睡蓮を聴く
ひどく疲れて、ひとときの癒しを求めて暗い階段を降り、開け放してあるドアから中を一瞥する。知っているのとは違う人物が立ち働いているのが見える。このわずかな瞬間に去来する思考と感情は他の場所でなかなか体験できるものではない。
バーテンダーの方とはお別れの挨拶ができないことがほとんどだ。基本的に連絡先を交換したりしないし、月に何度も店に行くわけではないから、お辞めになるときにも事前に知らされることはあまりなく、ある日行ったらいなかった、というお別れのしかたになる。逆もまた然りで、彼らから私を見るならば、カウンターを挟んであれこれと会話を楽しみはすれど深入りをするべきでないし、次にいつ訪ねてくるのか、そもそも次があるのかもわからない。お互いに深く踏み込むことがないからこそ一緒に過ごす時間がより心地よいものになるという、酒場における一種の流儀のようなものだ。

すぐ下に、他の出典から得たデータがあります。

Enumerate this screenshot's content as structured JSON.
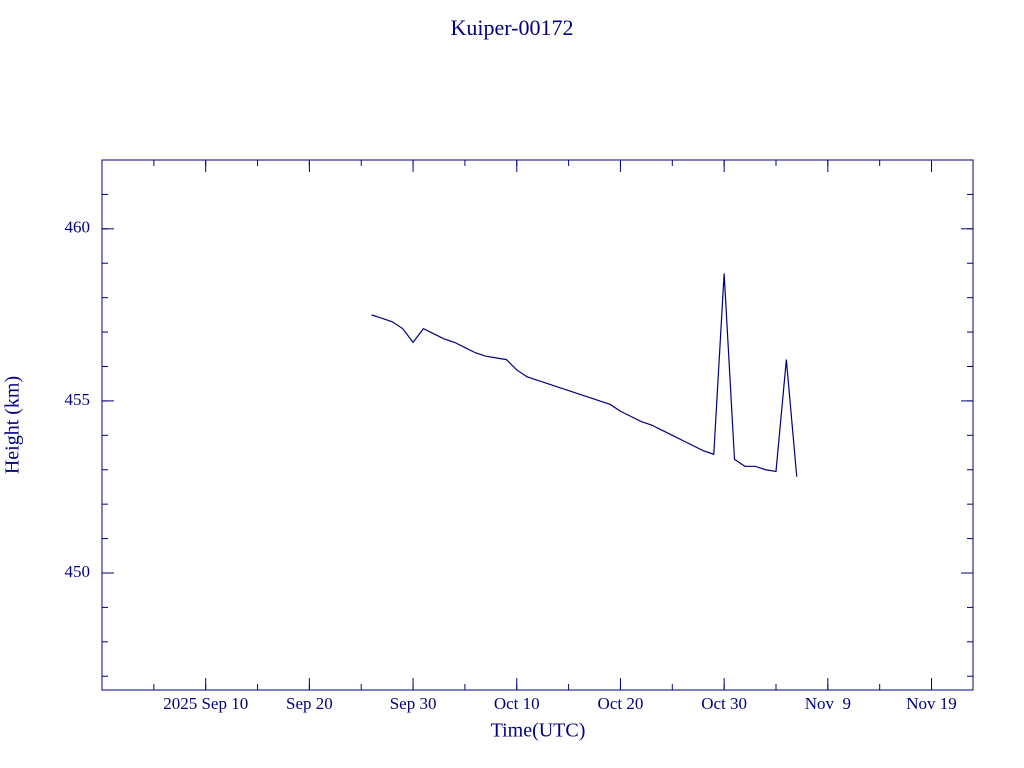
{
  "chart_data": {
    "type": "line",
    "title": "Kuiper-00172",
    "x_label": "Time(UTC)",
    "y_label": "Height (km)",
    "x": [
      "2025-09-26",
      "2025-09-27",
      "2025-09-28",
      "2025-09-29",
      "2025-09-30",
      "2025-10-01",
      "2025-10-02",
      "2025-10-03",
      "2025-10-04",
      "2025-10-05",
      "2025-10-06",
      "2025-10-07",
      "2025-10-08",
      "2025-10-09",
      "2025-10-10",
      "2025-10-11",
      "2025-10-12",
      "2025-10-13",
      "2025-10-14",
      "2025-10-15",
      "2025-10-16",
      "2025-10-17",
      "2025-10-18",
      "2025-10-19",
      "2025-10-20",
      "2025-10-21",
      "2025-10-22",
      "2025-10-23",
      "2025-10-24",
      "2025-10-25",
      "2025-10-26",
      "2025-10-27",
      "2025-10-28",
      "2025-10-29",
      "2025-10-30",
      "2025-10-31",
      "2025-11-01",
      "2025-11-02",
      "2025-11-03",
      "2025-11-04",
      "2025-11-05",
      "2025-11-06"
    ],
    "series": [
      {
        "name": "Height",
        "color": "#000080",
        "values": [
          457.5,
          457.4,
          457.3,
          457.1,
          456.7,
          457.1,
          456.95,
          456.8,
          456.7,
          456.55,
          456.4,
          456.3,
          456.25,
          456.2,
          455.9,
          455.7,
          455.6,
          455.5,
          455.4,
          455.3,
          455.2,
          455.1,
          455.0,
          454.9,
          454.7,
          454.55,
          454.4,
          454.3,
          454.15,
          454.0,
          453.85,
          453.7,
          453.55,
          453.45,
          458.7,
          453.3,
          453.1,
          453.1,
          453.0,
          452.95,
          456.2,
          452.8
        ]
      }
    ],
    "xlim": [
      "2025-08-31",
      "2025-11-23"
    ],
    "xticks": [
      {
        "value": "2025-09-10",
        "label": "2025 Sep 10"
      },
      {
        "value": "2025-09-20",
        "label": "Sep 20"
      },
      {
        "value": "2025-09-30",
        "label": "Sep 30"
      },
      {
        "value": "2025-10-10",
        "label": "Oct 10"
      },
      {
        "value": "2025-10-20",
        "label": "Oct 20"
      },
      {
        "value": "2025-10-30",
        "label": "Oct 30"
      },
      {
        "value": "2025-11-09",
        "label": "Nov  9"
      },
      {
        "value": "2025-11-19",
        "label": "Nov 19"
      }
    ],
    "ylim": [
      446.6,
      462
    ],
    "yticks": [
      450,
      455,
      460
    ],
    "grid": false
  }
}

ああ、もう会うことはないのだなと理解し、それがおそらく今生の別れであり、楽しかった日々を懐かしみ、感謝を噛み締め、しかし即座に切り替えて目の前にいる人物との時間を楽しむことにする。作っていただくお酒はその瞬間のインスピレーションで決めればよい。氷の音と共に初対面の緊張感がすこしずつ解れてゆく。彼らの多くは長年様々な人物への対応によって揉まれ、高い教養と豊かな感受性を備えている。カクテルはジャズスタンダードや落語のようなもので、基本や歴史を踏まえた上で自分なりの一杯を築き上げてゆくものなのだから、そうした素養が仕事に生かされるであろうことは想像に難くない。お願いしたジンライムはギムレットのように気品があり、きりりとして美しかった。
おすすめの一冊を尋ねるとボリス・ヴィアンの名が返ってきたから、後日言われるままに手に取ってみた。ひとまず頭から読み進めていく必要はなさそうだから、まずはランダムに開いて、ところどころ断片を味わってみることにする。様々な機械を駆使してごちそうを作る料理人や、前足が擦り切れ血を滲ませたネズミのために小さな松葉杖を作ってあげる光景が繰り広げられる。荒唐無稽と断ずるのは簡単だが、それなのに恋人の愛おしさがこんなにも胸を打つのはどういうことか。エーコ的に小説は開かれ、そのしなやかな無数の暗示とぎりぎりの構造とが、自分の精神と火花を散らしているのを感じる。
個展を終えたこの時期の退屈を紛らわせてくれるどころではない。ありがたいことだ。